According to the recent report by Global Witness and ITF, "Ship owners from all over the world have registered their vessels in Liberia rather than under their own national flag. 60% of the fleet on the Liberian register is owned by American, German, Greek, Japanese and Norwegian shipping companies. With around 1,557 vessels registered under its flag, Liberia, one of the poorest countries in the world, currently has the world's second largest maritime fleet in shipping tonnage (52 million gross tonnes). Notably absent from the nationality list of vessels on the Liberian register are any Liberian-owned ships...
"Faced with shipowners' increasing concerns about the register in the aftermath of the change in management contract, a price war with other registers has been launched. A new scale of fees was introduced for ships entering the register after 1 July 2000 and all initial registration fees are waived from then until the end of 2001...
"These fees are collected by the US company administering the register. By the year 2000, the Liberian registry was netting an average of some $15 - 20 million per year for Charles Taylor's government."

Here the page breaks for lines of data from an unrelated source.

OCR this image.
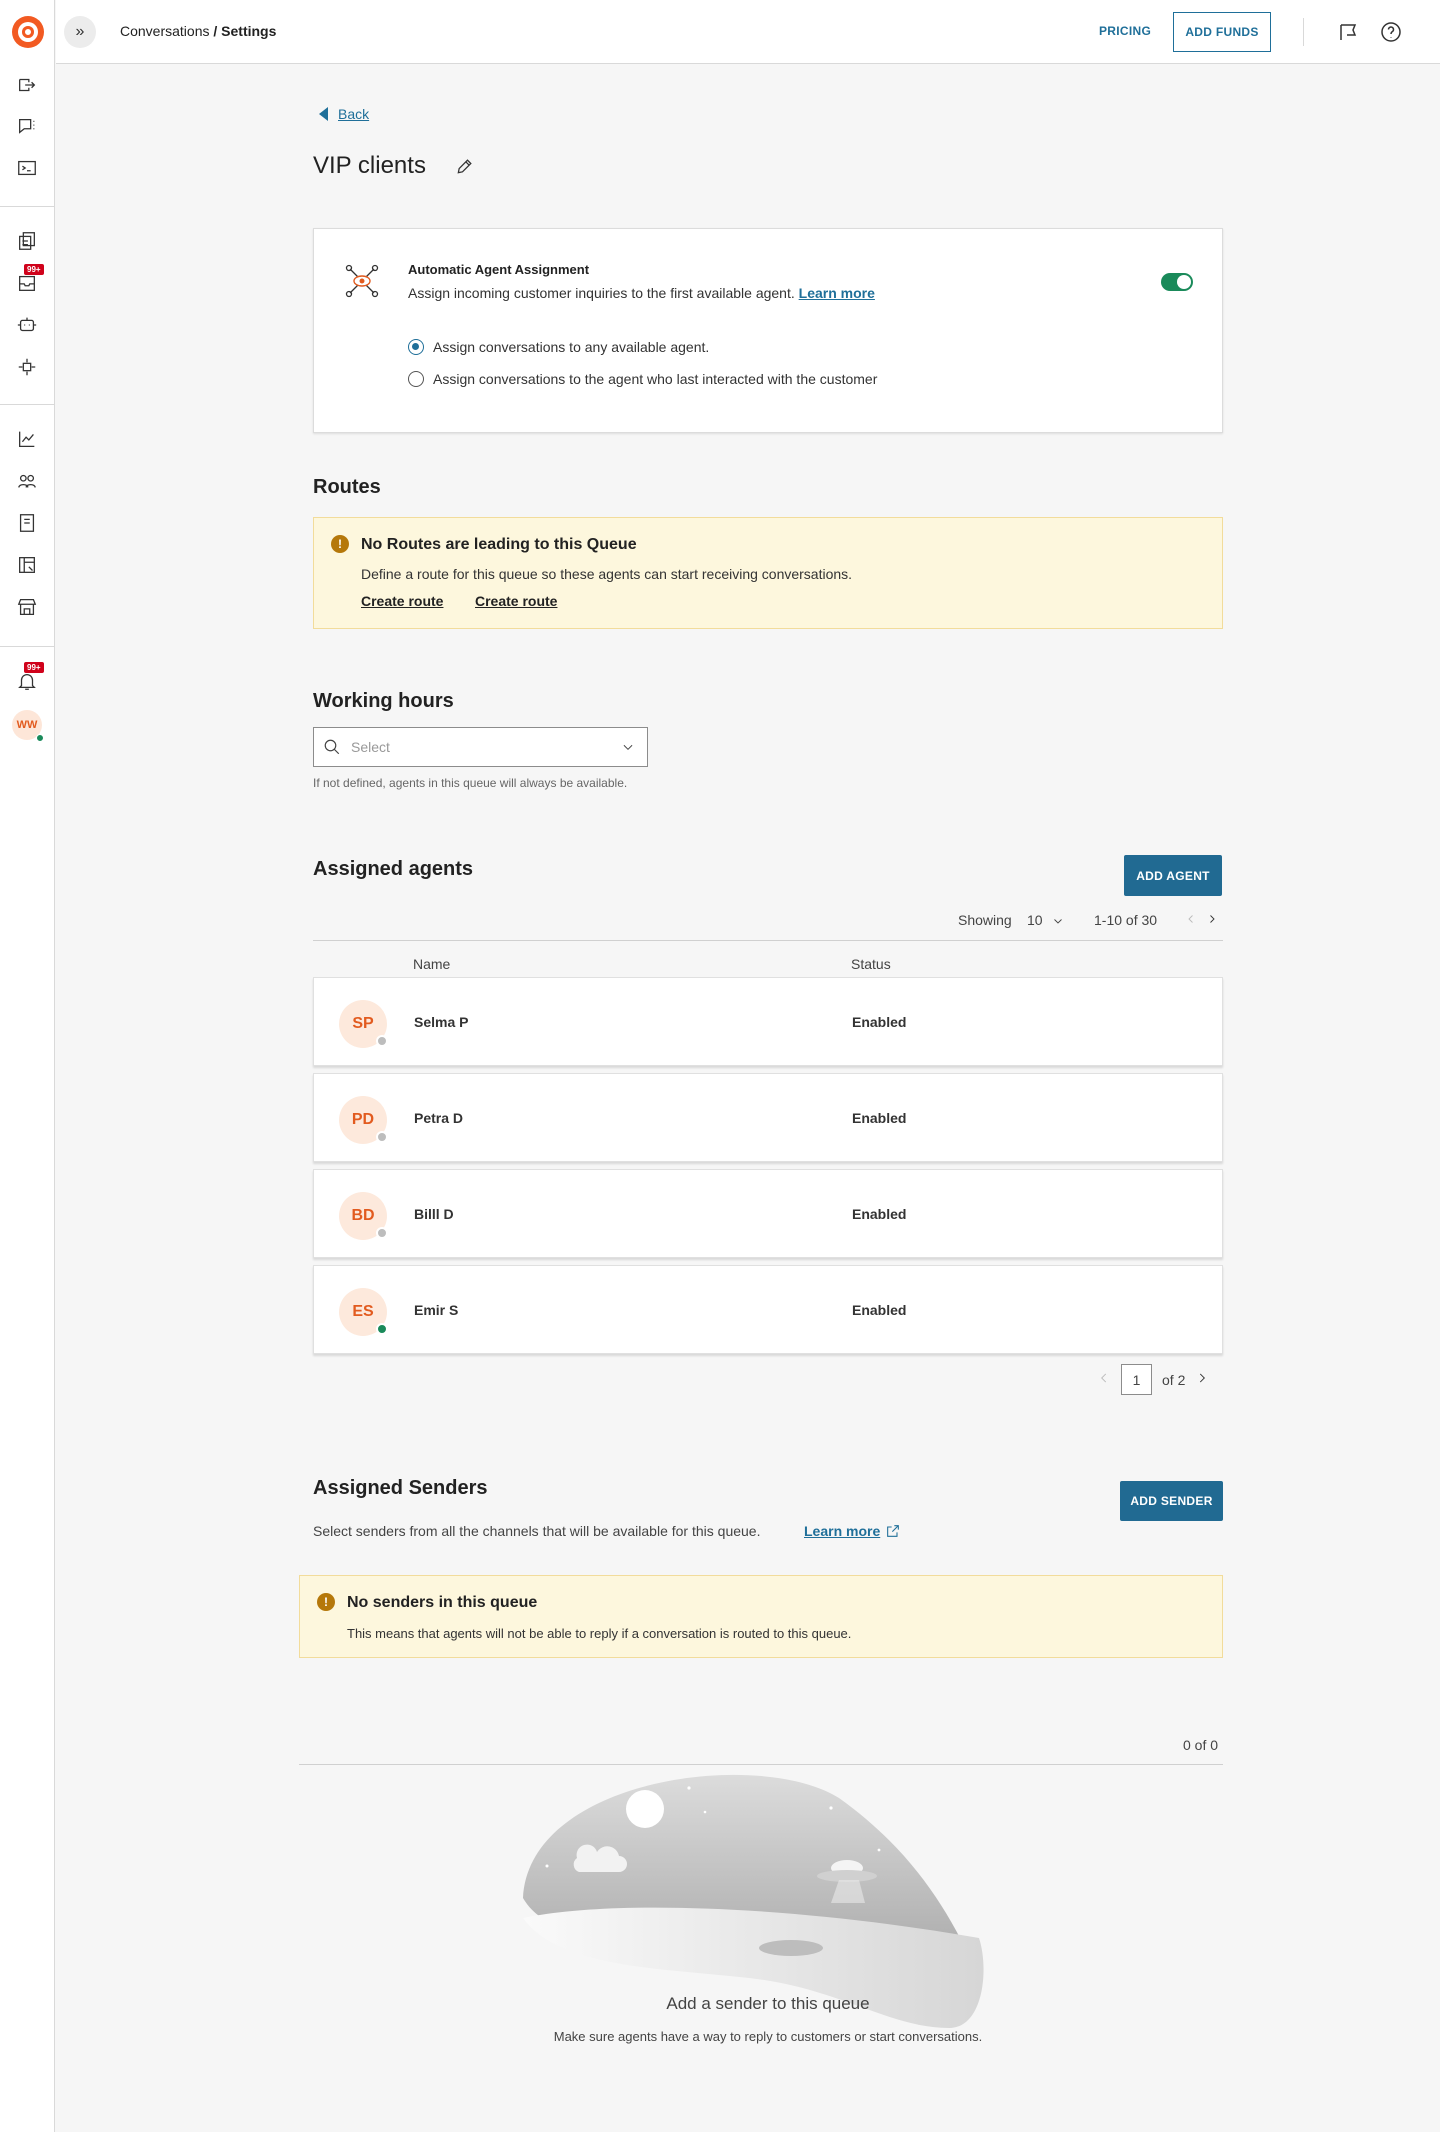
99+
99+
WW
»	Conversations / Settings	PRICING	ADD FUNDS
Back
VIP clients
Automatic Agent Assignment
Assign incoming customer inquiries to the first available agent. Learn more
Assign conversations to any available agent.
Assign conversations to the agent who last interacted with the customer
Routes
!	No Routes are leading to this Queue
Define a route for this queue so these agents can start receiving conversations.
Create route Create route
Working hours
Select
If not defined, agents in this queue will always be available.
Assigned agents	ADD AGENT
Showing 10	1-10 of 30
Name	Status
SP	Selma P	Enabled
PD	Petra D	Enabled
BD	Billl D	Enabled
ES	Emir S	Enabled
1	of 2
Assigned Senders
ADD SENDER
Select senders from all the channels that will be available for this queue.	Learn more
!	No senders in this queue
This means that agents will not be able to reply if a conversation is routed to this queue.
0 of 0
Add a sender to this queue
Make sure agents have a way to reply to customers or start conversations.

In addition, UN Secretary General Kofi Annan wrote in his report to the Security Council: "The Bureau of Maritime Affairs employs less than 100 Liberian staff and most of the registrys work is carried out in offices abroad. Therefore, little direct impact on the Liberian population is anticipated from possible restrictions on the Liberian ship register. Most of the staff of the Bureau are educated employees with specific technical qualifications and expertise. The majority of them would probably find other jobs or could emigrate to take up maritime-related work abroad."
Money from the Maritime also benefits Taylors "Inner Circle". On August 14, 1997, twelve days after Mr. Taylor was inaugurated president, he issued Executive Order #1 to the president of the International Trust Company (ITC), a U. S. based corporation that managed the Liberian shipping registry. Based on this order, the president of ITC was instructed to place 10% of the Maritime revenues into the personal account of Mr. Benoni Urey, Commissioner of the Bureau of Maritime Affairs. Confronted by this paper in 1998, Mr. Urey admitted to the existence of such account and said that there was nothing unusual about it.